Recently, a gender toolkit based on “Enabling Gender-Responsive Urban Mobility and Public Spaces” was launched at a session organized by the World Bank and Chennai Urban Metropolitan Transport Authority.
What is the Gender Toolkit of the World Bank?
The World Bank has developed a two-toolkit that outlines a four-pillar implementation framework for urban institutions to build gender-responsive urban transport and public space programs.
Assessment of Ground Situation: The first pillar involves assessing the current reality on the ground, including understanding mobility patterns, security issues and gender gap in infrastructure and policy inadequacies.
Strengthening planning and policies: The second pillar calls for reforming planning and policies to include gender as a lens in planning and to encourage gender inclusion among institutions and policy makers.
Awareness and Capacity Building: The third pillar focuses on increasing knowledge and capacity.
Infrastructure: The fourth pillar prioritizes infrastructure reform with a gender lens. In addition, the World Bank has provided guidance on each pillar.
1. Women’s safety and unique travel needs are generally not taken into account when designing public transportation systems.
2. This severely hinders their access to jobs, education and lifestyle choices.
3. India has one of the lowest female labor force participation rates globally at 26.2 per cent in 2020-21.
4. In Indian cities, women make up a significant portion of public transport users.
5. According to estimates, public, intermediate public and non-motorized transport account for 84 per cent of the trips taken by women to work.
6. There are fundamental differences in the way men and women travel. By comparison, 45.4 percent of women and 27.4 percent of men usually go to work.
7. More women take the bus than men, and they are more inclined to plan their trips after considering affordability. Due to the high cost of fast modes of transport, they often choose slow ones.
1. The research also suggests a number of transport and public space improvements, particularly for women who frequently use non-motorized transport, such as adequate street lighting and better pathways for walking and cycling.
2. According to the survey, developing fair rent rules can increase the number of women and other genders.
3. Setting up a good grievance redressal structure will help in fast-tracking reports of sexual harassment.
1.The World Bank’s toolkit attempts to address gender issues with urban planning and mobility.
2. Men, women and gender minorities have different perspectives on cities.
3. The World Bank Toolkit provides resources to help these groups better understand and address gender-differentiated mobility patterns, strengthen policies, and create infrastructure tailored to their needs.
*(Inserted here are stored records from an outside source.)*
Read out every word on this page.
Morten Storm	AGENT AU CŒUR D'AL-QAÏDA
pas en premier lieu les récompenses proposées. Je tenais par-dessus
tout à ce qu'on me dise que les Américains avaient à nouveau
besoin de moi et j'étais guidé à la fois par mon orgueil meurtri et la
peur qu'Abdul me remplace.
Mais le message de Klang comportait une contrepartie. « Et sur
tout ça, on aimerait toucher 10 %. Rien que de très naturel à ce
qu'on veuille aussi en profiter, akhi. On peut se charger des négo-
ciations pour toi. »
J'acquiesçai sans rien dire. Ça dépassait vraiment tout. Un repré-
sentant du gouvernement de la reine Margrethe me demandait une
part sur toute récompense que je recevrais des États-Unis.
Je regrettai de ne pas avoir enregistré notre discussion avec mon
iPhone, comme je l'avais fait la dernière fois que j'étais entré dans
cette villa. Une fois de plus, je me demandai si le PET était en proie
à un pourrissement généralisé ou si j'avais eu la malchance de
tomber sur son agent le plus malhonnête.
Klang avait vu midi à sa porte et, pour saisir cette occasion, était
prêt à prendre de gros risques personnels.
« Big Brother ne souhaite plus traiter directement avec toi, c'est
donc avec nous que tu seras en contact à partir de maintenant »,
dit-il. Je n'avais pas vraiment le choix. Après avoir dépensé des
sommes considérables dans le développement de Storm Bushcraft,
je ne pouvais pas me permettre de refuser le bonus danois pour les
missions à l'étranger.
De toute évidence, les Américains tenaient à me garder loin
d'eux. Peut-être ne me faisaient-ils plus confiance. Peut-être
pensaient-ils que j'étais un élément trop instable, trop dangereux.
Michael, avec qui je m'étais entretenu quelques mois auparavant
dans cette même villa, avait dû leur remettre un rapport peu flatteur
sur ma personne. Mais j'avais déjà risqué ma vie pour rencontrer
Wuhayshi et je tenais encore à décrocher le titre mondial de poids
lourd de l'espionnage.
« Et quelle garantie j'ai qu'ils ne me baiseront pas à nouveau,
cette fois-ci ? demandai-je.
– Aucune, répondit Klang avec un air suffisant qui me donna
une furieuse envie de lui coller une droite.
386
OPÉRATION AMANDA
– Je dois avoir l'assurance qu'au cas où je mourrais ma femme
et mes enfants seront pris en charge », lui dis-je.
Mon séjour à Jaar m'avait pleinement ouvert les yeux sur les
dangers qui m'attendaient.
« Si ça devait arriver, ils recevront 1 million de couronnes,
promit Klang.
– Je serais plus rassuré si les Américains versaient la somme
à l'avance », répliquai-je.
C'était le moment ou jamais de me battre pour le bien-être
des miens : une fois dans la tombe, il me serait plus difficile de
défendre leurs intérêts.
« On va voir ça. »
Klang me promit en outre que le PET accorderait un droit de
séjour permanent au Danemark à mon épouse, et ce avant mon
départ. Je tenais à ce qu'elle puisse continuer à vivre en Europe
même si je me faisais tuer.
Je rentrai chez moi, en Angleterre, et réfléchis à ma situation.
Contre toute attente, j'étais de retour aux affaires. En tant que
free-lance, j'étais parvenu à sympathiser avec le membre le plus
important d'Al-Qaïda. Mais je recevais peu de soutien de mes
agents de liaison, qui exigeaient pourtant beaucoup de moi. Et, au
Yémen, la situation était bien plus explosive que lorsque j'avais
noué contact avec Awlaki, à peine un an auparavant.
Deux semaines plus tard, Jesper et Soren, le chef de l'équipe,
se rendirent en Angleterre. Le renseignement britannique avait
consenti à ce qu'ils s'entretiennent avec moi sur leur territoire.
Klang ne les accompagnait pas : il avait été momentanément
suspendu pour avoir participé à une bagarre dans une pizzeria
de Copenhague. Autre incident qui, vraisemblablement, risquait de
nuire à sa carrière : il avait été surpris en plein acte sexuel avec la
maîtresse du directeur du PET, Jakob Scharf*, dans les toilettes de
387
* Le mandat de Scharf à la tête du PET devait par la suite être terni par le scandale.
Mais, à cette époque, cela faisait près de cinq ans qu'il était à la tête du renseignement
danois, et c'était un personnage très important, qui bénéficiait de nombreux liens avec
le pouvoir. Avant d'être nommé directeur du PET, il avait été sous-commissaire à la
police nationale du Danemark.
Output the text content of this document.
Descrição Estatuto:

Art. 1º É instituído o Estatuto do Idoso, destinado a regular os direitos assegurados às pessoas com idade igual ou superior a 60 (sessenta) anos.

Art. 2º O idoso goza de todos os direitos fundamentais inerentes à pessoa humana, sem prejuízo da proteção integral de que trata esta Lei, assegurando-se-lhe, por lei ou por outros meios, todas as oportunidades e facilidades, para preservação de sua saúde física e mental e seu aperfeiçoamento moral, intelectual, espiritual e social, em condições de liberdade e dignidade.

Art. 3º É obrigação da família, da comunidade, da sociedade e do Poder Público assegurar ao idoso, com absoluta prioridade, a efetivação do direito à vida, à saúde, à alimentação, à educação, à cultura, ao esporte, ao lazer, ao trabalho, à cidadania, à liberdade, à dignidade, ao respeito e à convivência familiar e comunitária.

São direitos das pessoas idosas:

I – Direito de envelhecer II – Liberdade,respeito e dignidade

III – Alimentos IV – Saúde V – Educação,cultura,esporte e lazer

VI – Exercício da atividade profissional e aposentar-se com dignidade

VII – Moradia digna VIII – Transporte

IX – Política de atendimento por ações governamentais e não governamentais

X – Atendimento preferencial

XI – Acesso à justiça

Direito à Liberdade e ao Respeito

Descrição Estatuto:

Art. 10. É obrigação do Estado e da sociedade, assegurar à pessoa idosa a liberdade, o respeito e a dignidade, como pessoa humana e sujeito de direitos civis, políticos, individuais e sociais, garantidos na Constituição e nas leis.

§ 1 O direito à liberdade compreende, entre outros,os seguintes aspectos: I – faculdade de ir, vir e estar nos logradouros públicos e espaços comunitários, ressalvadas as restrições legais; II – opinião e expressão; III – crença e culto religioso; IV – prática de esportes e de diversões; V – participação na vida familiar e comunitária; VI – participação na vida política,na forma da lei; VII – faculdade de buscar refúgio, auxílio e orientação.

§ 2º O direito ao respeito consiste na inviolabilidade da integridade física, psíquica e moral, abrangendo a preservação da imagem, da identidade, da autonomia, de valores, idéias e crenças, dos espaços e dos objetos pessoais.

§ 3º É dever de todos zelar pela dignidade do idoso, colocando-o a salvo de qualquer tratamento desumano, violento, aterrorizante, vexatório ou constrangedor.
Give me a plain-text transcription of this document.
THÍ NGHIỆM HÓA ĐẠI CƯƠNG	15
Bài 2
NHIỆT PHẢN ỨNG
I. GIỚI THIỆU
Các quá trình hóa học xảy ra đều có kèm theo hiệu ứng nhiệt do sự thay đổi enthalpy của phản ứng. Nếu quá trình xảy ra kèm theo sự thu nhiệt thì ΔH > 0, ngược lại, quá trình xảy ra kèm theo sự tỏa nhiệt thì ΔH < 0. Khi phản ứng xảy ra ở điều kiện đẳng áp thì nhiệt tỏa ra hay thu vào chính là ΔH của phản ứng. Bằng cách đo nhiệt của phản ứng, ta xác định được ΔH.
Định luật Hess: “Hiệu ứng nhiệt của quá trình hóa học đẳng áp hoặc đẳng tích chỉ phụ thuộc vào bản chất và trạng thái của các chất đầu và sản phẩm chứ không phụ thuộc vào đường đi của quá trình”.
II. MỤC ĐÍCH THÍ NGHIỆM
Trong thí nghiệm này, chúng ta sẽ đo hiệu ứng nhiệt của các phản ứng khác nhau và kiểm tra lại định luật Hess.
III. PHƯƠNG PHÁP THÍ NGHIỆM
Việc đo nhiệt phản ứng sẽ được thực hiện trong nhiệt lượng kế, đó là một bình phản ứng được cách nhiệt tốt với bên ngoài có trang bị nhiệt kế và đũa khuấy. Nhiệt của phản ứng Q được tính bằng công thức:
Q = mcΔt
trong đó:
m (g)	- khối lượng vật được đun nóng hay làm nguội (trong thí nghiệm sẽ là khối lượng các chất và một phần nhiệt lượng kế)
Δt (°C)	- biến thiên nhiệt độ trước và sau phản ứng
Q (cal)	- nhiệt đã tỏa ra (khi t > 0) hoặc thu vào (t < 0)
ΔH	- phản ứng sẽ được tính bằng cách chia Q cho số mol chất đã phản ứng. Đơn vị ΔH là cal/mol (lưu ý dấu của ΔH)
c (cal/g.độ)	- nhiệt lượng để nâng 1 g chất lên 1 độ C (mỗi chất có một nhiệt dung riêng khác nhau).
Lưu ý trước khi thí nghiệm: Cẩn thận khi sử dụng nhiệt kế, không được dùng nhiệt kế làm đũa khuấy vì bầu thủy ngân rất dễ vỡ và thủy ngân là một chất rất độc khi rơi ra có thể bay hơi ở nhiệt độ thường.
4. This toolkit will be helpful in discussions on urban planning and mobility as Indian urban local bodies and transport agencies begin to understand the demands of diverse commuters.
World Bank :-
The International Bank for Reconstruction and Development (IBRD) and the International Development Association (IDA) are two of the five international institutions of the World Bank Group, known as the World Bank.
It was formed at the Bretton Woods Conference of 1944 along with the International Monetary Fund. The World Bank Group is a global partnership of 189 countries and five constituent organizations committed to reducing poverty and promoting prosperity. The five development institutions of the World Bank Group are:
1. International Bank for Reconstruction and Development (IBRD)
2. International Development Association (IDA)
3. International Finance Corporation (IFC)
4. Multilateral Guarantee Agency (MIGA)
5. International Center for the Settlement of Investment Disputes (ICSID)
Development Objective of the Chennai City Partnership: Sustainable Urban Services Program for India – Outcome Project. This is to strengthen institutions and improve the quality and financial sustainability of selected urban services in the Chennai Metropolitan Area (CMA). The new Chennai 2030 program (2021-2030) of the Government of Tamil Nadu aims to accelerate the transformation of Chennai into a green, liveable, competitive and resilient city.